Clever, says Daedalus; but not clever enough. Why should the Universe divide so neatly into perfect physically real worlds? By choosing a different set of orthogonal vectors, you could divide it just as validly into worlds whose quantum states were hopelessly mixed. Their inhabitants would be like Schrödinger's cat before it is observed: neither alive nor dead, but in a ghostly, non-physical, quantum superposition of these states.

So Daedalus sees the complete Universe as a set of physically real Everett worlds, embedded in a matrix of quantally mixed, physically non-real, ghostly worlds. He identifies this mystic matrix with the spiritual world of ghosts, telepathy, and so on. Indeed, it may act as a telepathic channel for messages from other Everett worlds. This theory explains the deplorably unreliable nature of mystic insights, telepathic intuitions and so on. They may in fact refer to some other world.
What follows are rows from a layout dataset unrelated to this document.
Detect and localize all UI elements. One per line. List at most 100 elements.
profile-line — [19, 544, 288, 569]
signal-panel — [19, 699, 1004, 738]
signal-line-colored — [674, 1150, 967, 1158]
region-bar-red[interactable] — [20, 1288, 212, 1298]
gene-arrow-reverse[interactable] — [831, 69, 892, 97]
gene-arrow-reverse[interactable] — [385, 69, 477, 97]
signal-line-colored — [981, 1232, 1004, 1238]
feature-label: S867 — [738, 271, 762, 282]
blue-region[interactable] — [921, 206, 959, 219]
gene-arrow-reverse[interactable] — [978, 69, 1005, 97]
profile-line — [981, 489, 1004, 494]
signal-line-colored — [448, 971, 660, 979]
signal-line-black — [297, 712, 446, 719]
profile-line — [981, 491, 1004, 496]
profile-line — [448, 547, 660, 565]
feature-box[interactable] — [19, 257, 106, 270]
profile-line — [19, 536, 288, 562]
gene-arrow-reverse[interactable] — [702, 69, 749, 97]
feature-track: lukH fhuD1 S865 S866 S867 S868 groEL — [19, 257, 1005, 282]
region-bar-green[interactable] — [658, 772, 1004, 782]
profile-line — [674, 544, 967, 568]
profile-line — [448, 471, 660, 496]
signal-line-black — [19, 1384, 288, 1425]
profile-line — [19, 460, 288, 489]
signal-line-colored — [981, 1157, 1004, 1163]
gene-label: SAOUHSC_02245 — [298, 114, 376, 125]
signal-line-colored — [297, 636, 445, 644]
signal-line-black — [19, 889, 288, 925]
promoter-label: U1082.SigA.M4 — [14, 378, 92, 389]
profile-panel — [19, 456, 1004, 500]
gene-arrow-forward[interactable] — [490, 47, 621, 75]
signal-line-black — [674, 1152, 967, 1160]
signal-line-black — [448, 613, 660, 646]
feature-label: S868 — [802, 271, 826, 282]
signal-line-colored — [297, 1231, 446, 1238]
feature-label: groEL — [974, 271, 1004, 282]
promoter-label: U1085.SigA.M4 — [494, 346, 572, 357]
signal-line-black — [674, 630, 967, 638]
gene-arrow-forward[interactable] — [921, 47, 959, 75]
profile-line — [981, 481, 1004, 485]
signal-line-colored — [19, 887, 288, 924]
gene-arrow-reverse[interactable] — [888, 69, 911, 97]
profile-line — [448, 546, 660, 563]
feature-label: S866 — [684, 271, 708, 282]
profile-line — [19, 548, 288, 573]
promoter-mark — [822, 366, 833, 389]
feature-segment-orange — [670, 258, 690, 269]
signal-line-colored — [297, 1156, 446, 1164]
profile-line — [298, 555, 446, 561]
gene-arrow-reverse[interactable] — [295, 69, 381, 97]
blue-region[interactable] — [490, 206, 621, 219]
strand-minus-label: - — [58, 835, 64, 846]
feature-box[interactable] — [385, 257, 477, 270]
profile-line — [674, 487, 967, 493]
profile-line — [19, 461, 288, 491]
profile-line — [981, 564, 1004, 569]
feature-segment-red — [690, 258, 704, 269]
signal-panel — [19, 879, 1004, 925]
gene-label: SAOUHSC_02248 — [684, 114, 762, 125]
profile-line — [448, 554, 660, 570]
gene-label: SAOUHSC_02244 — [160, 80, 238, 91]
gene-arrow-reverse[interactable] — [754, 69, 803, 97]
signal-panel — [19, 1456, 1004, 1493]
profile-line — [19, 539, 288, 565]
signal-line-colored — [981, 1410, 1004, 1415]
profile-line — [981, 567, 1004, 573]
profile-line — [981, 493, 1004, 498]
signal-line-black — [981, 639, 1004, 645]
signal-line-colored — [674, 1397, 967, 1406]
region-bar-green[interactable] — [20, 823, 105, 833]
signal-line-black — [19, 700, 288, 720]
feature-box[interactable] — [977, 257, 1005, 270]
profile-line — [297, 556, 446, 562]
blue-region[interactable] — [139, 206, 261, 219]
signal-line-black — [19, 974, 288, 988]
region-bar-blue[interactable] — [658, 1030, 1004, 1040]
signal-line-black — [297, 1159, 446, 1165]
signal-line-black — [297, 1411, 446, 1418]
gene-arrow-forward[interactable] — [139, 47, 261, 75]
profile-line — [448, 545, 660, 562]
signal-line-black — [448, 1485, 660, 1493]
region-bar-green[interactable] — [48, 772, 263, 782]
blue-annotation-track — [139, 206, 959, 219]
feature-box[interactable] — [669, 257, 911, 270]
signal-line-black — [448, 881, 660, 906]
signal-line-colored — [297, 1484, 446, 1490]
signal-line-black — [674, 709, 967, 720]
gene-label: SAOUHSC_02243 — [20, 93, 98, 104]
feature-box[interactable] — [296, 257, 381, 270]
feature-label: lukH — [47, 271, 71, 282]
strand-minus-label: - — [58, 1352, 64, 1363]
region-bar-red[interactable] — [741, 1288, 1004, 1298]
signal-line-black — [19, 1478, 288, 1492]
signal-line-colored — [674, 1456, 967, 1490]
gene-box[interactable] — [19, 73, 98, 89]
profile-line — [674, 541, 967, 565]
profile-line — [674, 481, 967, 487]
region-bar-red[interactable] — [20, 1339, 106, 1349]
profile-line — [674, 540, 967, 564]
But how to tell? Daedalus reckons that a complementarity principle must apply. To sustain the correct probabilities of its quantum states, a live Schrödinger cat in one world implies a dead one in another; a successful lucky chance in one world must fail in another. Daedalus recalls a study of intuition in business executives. Successful ones scored significantly better than chance; but failing ones scored worse than chance. Clearly, says Daedalus, these perverse ‘anti-psychics’ were, sadly for them, tuned to another world. So Daedalus plans to seek out such rare and gifted individuals among bankrupt businessmen, failed spiritualists and inspired losers of all kinds. He will then look for statistical agreements among their hopeless fantasies. Tantalizing glimpses of some other Everett world may emerge.

Although this world will probably be very close to ours in the universal ‘holospace’, Daedalus can see no way of exchanging material as well as ideas. He does wonder, however, whether its inhabitants find extra socks in the wash, but suffer mysterious losses of wire coat-hangers.